For this Assignment you begin to draft a paper presenting your theoretical foundation As 2023 Assignment

For this Assignment, you begin to draft a paper presenting your theoretical foundation. As you commence this process, you will likely discover that you need to delve deeper into the literature, discuss your work with colleagues, and refine your initial ideas. You are encouraged to take the time you need to fully engage in the iterative process of developing your theoretical foundation.
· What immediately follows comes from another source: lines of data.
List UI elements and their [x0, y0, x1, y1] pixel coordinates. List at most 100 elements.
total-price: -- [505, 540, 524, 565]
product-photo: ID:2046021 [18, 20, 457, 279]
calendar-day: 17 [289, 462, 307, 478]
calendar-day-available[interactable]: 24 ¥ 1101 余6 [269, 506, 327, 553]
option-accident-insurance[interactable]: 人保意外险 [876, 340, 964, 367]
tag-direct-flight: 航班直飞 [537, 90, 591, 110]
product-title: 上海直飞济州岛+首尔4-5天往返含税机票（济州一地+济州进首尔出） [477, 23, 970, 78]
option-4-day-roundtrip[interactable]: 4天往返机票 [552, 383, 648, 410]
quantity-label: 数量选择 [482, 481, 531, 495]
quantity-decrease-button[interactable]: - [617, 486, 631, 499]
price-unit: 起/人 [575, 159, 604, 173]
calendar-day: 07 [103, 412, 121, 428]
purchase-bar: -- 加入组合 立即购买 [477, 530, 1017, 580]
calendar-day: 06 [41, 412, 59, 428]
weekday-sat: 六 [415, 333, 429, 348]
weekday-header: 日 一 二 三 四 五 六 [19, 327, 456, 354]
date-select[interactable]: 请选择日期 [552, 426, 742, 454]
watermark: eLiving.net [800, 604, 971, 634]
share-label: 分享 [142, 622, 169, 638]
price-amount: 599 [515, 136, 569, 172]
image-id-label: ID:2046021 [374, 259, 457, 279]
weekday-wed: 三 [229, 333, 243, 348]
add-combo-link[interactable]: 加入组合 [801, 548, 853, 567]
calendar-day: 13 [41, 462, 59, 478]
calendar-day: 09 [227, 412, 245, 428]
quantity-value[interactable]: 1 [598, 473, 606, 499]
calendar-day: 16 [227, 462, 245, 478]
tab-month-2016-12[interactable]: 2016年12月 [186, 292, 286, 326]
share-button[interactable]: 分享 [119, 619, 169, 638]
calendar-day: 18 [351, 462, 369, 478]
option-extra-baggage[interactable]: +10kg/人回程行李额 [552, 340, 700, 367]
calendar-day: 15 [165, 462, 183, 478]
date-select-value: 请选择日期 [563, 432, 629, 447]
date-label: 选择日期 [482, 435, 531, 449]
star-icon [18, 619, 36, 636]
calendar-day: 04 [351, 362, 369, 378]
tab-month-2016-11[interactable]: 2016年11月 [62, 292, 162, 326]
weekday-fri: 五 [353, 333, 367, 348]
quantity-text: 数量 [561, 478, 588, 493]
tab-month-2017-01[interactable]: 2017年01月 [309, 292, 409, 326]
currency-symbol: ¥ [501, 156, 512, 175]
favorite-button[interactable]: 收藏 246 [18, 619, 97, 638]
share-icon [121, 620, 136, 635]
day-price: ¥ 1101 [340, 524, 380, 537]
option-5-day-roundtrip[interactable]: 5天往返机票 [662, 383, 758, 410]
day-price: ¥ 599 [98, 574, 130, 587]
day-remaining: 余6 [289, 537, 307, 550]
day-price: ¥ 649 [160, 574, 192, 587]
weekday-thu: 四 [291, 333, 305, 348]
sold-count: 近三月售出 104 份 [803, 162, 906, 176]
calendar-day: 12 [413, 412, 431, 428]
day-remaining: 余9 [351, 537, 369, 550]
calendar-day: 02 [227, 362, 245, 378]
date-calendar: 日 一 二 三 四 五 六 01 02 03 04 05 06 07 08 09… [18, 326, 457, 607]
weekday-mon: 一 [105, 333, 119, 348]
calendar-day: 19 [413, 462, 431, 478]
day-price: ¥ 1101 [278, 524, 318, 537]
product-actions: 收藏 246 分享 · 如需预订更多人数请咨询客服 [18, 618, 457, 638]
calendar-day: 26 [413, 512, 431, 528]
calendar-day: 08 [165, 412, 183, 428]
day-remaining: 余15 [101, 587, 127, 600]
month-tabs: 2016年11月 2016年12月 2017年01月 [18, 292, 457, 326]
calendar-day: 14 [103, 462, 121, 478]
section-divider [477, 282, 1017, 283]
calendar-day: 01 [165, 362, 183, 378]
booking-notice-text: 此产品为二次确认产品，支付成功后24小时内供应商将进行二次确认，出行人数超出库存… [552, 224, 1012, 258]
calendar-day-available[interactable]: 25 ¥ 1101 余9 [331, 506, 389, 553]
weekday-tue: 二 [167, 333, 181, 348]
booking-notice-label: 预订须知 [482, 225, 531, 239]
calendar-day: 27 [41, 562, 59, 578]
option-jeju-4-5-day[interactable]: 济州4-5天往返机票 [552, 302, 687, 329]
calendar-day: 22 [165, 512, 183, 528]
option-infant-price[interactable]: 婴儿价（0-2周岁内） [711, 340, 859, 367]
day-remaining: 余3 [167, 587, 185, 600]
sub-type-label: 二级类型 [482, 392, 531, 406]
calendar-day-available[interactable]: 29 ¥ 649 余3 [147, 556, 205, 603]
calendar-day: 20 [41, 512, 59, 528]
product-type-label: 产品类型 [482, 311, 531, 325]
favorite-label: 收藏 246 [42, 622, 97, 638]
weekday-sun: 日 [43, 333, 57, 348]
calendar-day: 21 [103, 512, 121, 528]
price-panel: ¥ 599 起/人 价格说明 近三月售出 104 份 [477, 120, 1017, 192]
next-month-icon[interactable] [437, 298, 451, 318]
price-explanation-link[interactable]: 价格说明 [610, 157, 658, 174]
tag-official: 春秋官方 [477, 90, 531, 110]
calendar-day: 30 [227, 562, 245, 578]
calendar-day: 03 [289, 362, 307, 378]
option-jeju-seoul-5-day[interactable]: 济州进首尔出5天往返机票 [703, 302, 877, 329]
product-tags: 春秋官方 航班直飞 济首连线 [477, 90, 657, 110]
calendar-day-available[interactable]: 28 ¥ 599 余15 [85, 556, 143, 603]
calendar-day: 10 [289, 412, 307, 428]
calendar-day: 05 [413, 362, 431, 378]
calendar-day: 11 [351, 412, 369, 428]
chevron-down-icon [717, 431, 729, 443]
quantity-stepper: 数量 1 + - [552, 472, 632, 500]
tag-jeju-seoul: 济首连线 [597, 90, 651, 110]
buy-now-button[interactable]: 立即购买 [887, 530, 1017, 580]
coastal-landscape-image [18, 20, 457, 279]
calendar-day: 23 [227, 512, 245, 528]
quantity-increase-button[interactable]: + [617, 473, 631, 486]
In subsequent weeks of the course, you will continue to build your theoretical foundation and refine the partial draft of your paper. You will have received feedback from your Instructor on this partial draft and have additional time to produce the final version of your paper later in the course.

To prepare
  • Review the Learning Resources and the work you have completed in each week of this course thus far.
  • Begin writing a draft of your paper to address the following:
    • Identify your phenomenon of interest.
    • Define concepts and identify attributes, antecedents, and consequences.
    • Describe conceptual relationships.
    • Identify assumptions that may be embedded in your research.
    • Describe how an existing framework or theory could inform your work. Explain how the framework/theory originated and what modifications you may need to make for it to be useful for your research.
To prepare
  • Continue to work on the partial draft of your paper. As a reminder from Week 6, address the following:
    • Identify your phenomenon of interest.
    • Define concepts and identify attributes, antecedents, and consequences.
    • Describe conceptual relationships.
    • Identify assumptions that may be embedded in your research.
    • Describe how an existing framework or theory could inform your work. Explain how the framework/theory originated and what modifications you may need to make for it to be useful for your research.
  • Incorporate one or more research questions or hypotheses.
To complete
  • Ensure that the partial draft of your paper is clear, cohesive, and addresses the requirements listed above.